RACINE — As truck drivers traverse across the state of Wisconsin and rush to meet holiday delivery deadlines, winter weather is forcing them to hit the brakes.
"High vehicles - you'll catch the wind and it will blow you around, and if you're empty and the wind is hard enough, then it will blow you over," said Randy Price, a truck driver who stopped for gas in Racine on his way to Chicago on Thursday morning.
Another driver agrees the wind is a big concern as the winter storm rocks Southeast Wisconsin.
"At 35-50 MPH gusts, nobody should be out trucking," said a truck driver we met named Wayne.
Truckers told TMJ4 News that the conditions throughout the state are treacherous and likely too dangerous for any driver to operate in, especially overnight and into Friday morning.
"If your truck can make $4,000 in a day and it cost $60,000 to get it out of a ditch, you probably should just shut it down," said Wayne.
Drivers throughout the morning shared similar feelings.
"Oh, you can tip over. Tires slide right off the road," said Charles Degraw.
Neal Kedzie, the President of the Wisconsin Motor Carriers Association, said that the delays will mean the packages families might still be waiting on could take even longer to arrive.
"It will be inevitable that some of the deliveries will get delayed," said Kedzie.
Kedzie adds that when drivers are forced to put their rigs in park, the impact is felt by the state's entire economy.

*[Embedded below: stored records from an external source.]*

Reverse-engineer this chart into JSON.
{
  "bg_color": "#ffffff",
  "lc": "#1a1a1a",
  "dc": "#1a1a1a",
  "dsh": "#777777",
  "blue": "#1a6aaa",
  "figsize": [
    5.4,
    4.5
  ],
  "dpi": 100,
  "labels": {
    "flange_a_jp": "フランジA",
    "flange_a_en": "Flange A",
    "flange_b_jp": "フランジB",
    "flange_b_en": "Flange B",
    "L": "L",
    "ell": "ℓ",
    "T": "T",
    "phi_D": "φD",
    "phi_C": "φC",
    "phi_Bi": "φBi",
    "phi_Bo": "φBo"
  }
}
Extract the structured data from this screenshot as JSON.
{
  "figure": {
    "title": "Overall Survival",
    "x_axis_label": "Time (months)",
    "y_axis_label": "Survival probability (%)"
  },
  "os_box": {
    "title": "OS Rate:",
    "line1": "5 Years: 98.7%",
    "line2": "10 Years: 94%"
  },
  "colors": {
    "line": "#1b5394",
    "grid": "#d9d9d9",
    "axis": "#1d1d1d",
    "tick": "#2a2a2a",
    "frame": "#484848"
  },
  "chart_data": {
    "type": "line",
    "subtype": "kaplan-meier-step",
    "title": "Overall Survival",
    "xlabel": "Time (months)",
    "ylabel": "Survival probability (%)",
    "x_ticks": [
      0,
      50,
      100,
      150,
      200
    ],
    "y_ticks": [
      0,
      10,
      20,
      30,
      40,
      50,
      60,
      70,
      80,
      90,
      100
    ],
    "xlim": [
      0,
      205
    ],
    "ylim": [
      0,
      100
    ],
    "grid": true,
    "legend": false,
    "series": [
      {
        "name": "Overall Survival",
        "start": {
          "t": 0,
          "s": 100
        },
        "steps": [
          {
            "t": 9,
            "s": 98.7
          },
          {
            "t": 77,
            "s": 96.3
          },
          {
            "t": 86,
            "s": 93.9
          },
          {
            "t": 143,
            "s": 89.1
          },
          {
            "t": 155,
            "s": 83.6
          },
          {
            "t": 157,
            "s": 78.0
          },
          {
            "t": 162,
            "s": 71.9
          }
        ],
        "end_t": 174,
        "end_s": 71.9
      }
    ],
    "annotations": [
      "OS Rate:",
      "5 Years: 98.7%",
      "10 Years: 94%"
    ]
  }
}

"For retailers and others, you're looking at a loss of about $30 per hour for every power unit, that means a tractor-trailer, for that time loss. You add that up by thousands of trucks, literally, that are traversing the roads of Wisconsin alone each day -- that ends up being a huge huge impact. It's a huge kick in the teeth to the retailers and you know the consumers suffer each day," said Kedzie.
For drivers, the impact is felt on a personal level too.
"It means time away from your family. This is Christmas and it's kind of hard. You want to be home with your family," said Price.
At the end of the day, safety first.
"It's not worth your life or somebody else's life. It's not worth it. You know the load can always get delivered tomorrow," said Degraw.